Nederland drong aan op onderzoek naar de moord op de twee VN-medewerkers, waaronder de Nederlandse Saskia von Meijenfeldt. De VN had de Burundese regering gevraagd om een onderzoek naar de moorden en had ook een eigen onderzoeksteam naar Burundi gestuurd dat spoedig een rapport zou uitbrengen aan de Secretaris-Generaal over de toedracht.

Centraal Afrikaanse Republiek

De Veiligheidsraad besprak op 13 oktober het rapport van de Secretaris-Generaal over de VN-missie in de Centraal Afrikaanse Republiek (CAR), MINURCA.

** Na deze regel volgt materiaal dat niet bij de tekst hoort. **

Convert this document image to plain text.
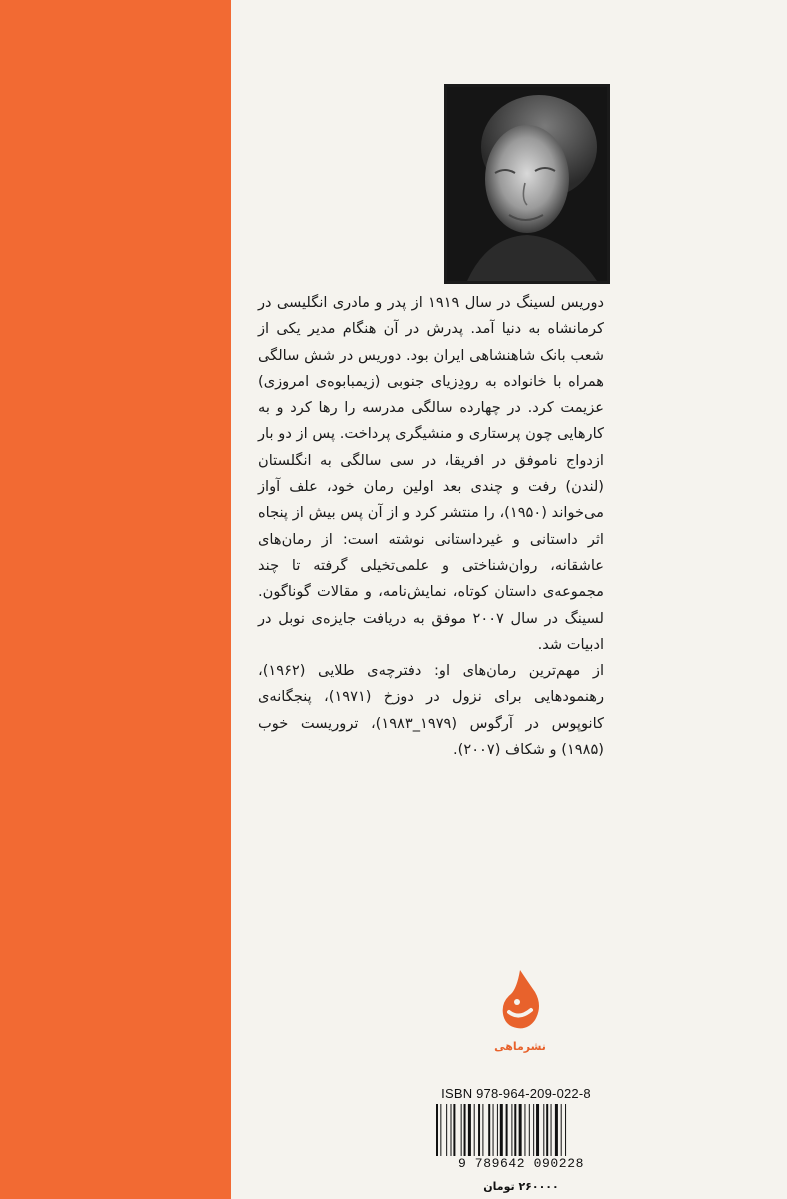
دوریس لسینگ در سال ۱۹۱۹ از پدر و مادری انگلیسی در کرمانشاه به دنیا آمد. پدرش در آن هنگام مدیر یکی از شعب بانک شاهنشاهی ایران بود. دوریس در شش سالگی همراه با خانواده به رودِزیای جنوبی (زیمبابوه‌ی امروزی) عزیمت کرد. در چهارده سالگی مدرسه را رها کرد و به کارهایی چون پرستاری و منشیگری پرداخت. پس از دو بار ازدواج ناموفق در افریقا، در سی سالگی به انگلستان (لندن) رفت و چندی بعد اولین رمان خود، علف آواز می‌خواند (۱۹۵۰)، را منتشر کرد و از آن پس بیش از پنجاه اثر داستانی و غیرداستانی نوشته است: از رمان‌های عاشقانه، روان‌شناختی و علمی‌تخیلی گرفته تا چند مجموعه‌ی داستان کوتاه، نمایش‌نامه، و مقالات گوناگون. لسینگ در سال ۲۰۰۷ موفق به دریافت جایزه‌ی نوبل در ادبیات شد.

از مهم‌ترین رمان‌های او: دفترچه‌ی طلایی (۱۹۶۲)، رهنمودهایی برای نزول در دوزخ (۱۹۷۱)، پنجگانه‌ی کانوپوس در آرگوس (۱۹۷۹_۱۹۸۳)، تروریست خوب (۱۹۸۵) و شکاف (۲۰۰۷).

نشرماهی
ISBN 978-964-209-022-8
9 789642 090228
۲۶۰۰۰۰ تومان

Assistent Secretaris-Generaal Annabi gaf een korte toelichting op het rapport. De verkiezingen waren goed verlopen, zoals ook internationale waarnemers bevestigden. President Patassé was in de eerste ronde van de presidentiële verkiezingen herkozen voor zes jaar. Hervorming van het leger en de economie was echter nauwelijks van de grond gekomen.

De Secretaris-Generaal stelde voor om de vredeshandhavende missie MINURCA af te bouwen, met gelijktijdige opbouw van vredesbevorderende activiteiten. Het mandaat van MINURCA moest naar zijn mening met drie maanden worden verlengd tot 15 februari 2000. In deze periode zou de sterkte van MINURCA in drie stappen worden teruggebracht van ruim 1300 tot 185 personen per 15 februari. Dit contingent was nodig om de veiligheid van het VN-personeel te waarborgen. Na 15 februari zou tevens een politiek VN-kantoor worden geopend.

Nederland verwelkomde het rapport van de Secretaris-Generaal en diens aanbevelingen. De internationale gemeenschap moest actief betrokken blijven bij de CAR. Nederland tekende hierbij aan dat die betrokkenheid afhankelijk is van de mate waarin de CAR zelf ernst maakte met het proces van hervormingen.

De Veiligheidsraad aanvaardde op 22 oktober unaniem een resolutie ter verlenging van het mandaat van MINURCA. Tevens riep de resolutie de regering van de Republiek op de noodzakelijke hervormingen door te voeren die de vrede in de CAR zouden kunnen bestendigen.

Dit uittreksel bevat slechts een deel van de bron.